If any Tranche Period would end on a day which is not a Business Day, such Tranche Period shall end on the next succeeding Business Day, provided, however, that in the case of Tranche Periods corresponding to the Adjusted LIBO Rate, (i) if such next succeeding Business Day falls in a new month, such Tranche Period shall end on the immediately preceding Business Day, and (ii) if such Tranche Period commences on the last Business Day of a month (or on a day for which there is no numerically corresponding day in the last month of such Tranche Period), such Tranche Period shall end on the last Business Day of the last month of such Tranche Period. In the case of any Tranche Period for any Purchaser Interest which commences before the Facility Termination Date and would otherwise end on a date occurring after the Facility Termination Date, such Tranche Period shall end on the Facility Termination Date.
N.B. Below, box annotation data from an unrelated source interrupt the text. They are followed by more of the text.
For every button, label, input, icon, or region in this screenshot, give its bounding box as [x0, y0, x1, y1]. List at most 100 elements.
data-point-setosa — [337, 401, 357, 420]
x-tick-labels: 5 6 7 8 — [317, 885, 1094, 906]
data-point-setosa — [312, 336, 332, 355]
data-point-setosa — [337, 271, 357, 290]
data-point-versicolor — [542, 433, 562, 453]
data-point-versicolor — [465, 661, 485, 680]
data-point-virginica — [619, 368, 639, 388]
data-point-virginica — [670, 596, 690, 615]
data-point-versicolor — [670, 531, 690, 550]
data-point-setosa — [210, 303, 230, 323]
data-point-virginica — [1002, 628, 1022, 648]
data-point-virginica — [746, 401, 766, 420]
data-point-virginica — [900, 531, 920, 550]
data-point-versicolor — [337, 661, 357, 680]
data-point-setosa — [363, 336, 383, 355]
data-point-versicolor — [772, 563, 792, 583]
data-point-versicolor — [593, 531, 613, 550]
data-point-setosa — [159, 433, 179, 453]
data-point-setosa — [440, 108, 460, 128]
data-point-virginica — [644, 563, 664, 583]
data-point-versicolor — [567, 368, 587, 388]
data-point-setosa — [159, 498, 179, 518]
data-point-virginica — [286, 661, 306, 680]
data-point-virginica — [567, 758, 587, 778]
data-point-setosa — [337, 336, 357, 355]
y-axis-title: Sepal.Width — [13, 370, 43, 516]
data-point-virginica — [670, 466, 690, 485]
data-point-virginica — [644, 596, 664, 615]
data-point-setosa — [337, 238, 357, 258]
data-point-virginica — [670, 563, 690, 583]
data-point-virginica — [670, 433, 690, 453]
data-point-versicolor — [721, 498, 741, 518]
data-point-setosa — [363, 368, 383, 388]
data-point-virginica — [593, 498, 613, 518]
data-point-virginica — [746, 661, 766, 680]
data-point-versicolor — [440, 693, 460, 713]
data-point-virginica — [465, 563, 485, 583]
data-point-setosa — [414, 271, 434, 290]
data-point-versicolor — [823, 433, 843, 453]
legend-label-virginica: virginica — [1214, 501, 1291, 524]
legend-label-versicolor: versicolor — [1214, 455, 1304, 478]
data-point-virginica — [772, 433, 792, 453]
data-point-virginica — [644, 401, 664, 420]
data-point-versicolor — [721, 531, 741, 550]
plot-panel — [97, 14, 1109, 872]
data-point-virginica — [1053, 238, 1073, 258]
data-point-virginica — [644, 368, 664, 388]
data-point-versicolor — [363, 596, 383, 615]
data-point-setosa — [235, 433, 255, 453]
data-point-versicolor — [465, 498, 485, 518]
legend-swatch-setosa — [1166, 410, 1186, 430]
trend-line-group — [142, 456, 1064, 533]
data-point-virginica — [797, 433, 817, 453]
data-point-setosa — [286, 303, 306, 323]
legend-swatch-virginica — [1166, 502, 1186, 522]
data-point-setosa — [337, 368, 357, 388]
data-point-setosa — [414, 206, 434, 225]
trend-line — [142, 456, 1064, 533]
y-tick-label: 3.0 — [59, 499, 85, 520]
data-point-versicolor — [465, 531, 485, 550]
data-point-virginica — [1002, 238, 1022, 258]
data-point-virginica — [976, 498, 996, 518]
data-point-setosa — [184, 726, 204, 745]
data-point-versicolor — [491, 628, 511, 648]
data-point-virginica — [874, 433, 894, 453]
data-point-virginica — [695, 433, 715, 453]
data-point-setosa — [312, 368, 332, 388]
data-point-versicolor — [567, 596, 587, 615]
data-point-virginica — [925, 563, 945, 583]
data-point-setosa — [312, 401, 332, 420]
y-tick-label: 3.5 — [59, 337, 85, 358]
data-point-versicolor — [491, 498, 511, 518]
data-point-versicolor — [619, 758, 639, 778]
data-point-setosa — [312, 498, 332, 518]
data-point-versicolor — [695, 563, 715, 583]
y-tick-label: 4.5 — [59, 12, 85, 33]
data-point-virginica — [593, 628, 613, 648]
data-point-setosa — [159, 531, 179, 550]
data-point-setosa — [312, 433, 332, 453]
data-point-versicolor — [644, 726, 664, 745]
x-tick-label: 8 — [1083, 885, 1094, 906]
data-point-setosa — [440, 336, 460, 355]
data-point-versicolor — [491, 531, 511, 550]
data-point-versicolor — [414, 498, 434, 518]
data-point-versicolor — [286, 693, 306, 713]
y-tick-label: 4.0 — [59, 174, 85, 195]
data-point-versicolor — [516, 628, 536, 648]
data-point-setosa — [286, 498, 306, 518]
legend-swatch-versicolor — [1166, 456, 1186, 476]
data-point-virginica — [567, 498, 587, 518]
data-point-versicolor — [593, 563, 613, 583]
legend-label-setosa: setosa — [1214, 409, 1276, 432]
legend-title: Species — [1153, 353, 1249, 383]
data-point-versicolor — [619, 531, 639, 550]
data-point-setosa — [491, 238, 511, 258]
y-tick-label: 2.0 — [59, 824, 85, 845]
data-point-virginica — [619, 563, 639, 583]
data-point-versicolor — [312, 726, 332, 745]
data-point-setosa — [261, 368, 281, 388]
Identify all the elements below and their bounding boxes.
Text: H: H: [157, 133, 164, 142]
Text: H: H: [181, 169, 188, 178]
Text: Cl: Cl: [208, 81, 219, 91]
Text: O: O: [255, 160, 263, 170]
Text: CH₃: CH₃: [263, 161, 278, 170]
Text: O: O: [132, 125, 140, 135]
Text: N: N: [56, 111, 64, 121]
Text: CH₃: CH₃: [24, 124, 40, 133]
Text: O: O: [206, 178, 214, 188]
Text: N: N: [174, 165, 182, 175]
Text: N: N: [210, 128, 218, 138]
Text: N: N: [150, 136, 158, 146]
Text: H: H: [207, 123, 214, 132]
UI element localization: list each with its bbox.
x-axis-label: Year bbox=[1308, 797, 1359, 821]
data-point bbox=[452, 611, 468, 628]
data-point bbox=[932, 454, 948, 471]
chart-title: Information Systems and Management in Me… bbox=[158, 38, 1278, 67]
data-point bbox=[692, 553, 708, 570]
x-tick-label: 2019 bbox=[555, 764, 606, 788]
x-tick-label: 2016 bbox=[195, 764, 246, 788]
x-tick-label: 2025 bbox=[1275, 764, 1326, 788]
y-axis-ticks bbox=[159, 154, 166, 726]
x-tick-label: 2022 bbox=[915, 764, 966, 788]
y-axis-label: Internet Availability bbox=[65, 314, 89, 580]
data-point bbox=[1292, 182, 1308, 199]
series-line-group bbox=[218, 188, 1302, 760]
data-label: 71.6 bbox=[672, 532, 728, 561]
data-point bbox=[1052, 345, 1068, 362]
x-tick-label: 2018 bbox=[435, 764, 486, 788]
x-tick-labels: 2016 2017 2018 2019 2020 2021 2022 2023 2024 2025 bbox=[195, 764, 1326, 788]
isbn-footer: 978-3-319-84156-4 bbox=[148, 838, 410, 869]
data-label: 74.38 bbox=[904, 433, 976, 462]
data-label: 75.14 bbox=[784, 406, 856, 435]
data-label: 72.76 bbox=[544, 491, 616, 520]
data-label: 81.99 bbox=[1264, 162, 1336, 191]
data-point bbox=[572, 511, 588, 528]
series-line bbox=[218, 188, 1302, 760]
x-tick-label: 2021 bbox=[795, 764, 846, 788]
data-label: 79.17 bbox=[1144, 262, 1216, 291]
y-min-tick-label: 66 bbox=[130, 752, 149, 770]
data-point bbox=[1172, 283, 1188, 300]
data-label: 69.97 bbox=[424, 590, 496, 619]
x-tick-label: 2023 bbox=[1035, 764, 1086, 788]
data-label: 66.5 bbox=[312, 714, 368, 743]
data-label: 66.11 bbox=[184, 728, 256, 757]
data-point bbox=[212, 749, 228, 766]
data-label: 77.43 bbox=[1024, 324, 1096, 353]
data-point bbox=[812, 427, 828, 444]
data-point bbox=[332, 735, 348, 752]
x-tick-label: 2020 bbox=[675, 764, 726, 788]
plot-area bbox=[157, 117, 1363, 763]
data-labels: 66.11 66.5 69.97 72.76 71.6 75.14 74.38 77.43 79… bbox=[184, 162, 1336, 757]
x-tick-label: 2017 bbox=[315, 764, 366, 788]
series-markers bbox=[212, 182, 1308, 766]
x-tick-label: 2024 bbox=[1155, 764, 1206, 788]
The duration of each Tranche Period which commences after the Facility Termination Date shall be of such duration as selected by the Agent.
 
“Transaction Documents” means, collectively, this Agreement, each Purchase Notice, the Receivables Sale Agreement, each Collection Account Agreement, the Performance Undertaking (from and after the time, if any, when it is required to be delivered), the Parent Guarantee, the Fee Letter, the Subordinated Notes (as defined in the Receivables Sale Agreement) and all other instruments, documents and agreements executed and delivered in connection herewith.
 
“UCC” means the Uniform Commercial Code as from time to time in effect in the specified jurisdiction.
 
“Yield” means for each respective Tranche Period relating to Purchaser Interests of the Financial Institutions, an amount equal to the product of the applicable Discount Rate for each Purchaser Interest multiplied by the Capital of such Purchaser Interest for each day elapsed during such Tranche Period, annualized on a 360 day basis, other than as described in clause (i) of Section 1.4.
 
Yield & Servicing Reserve” means, on any date, an amount equal to 1.5% multiplied by the Net Receivables Balance at such time.
 
All accounting terms not specifically defined herein shall be construed in accordance with GAAP.  All terms used in Article 9 of the UCC in the State of Illinois, and not specifically defined herein, are used herein as defined in such Article 9.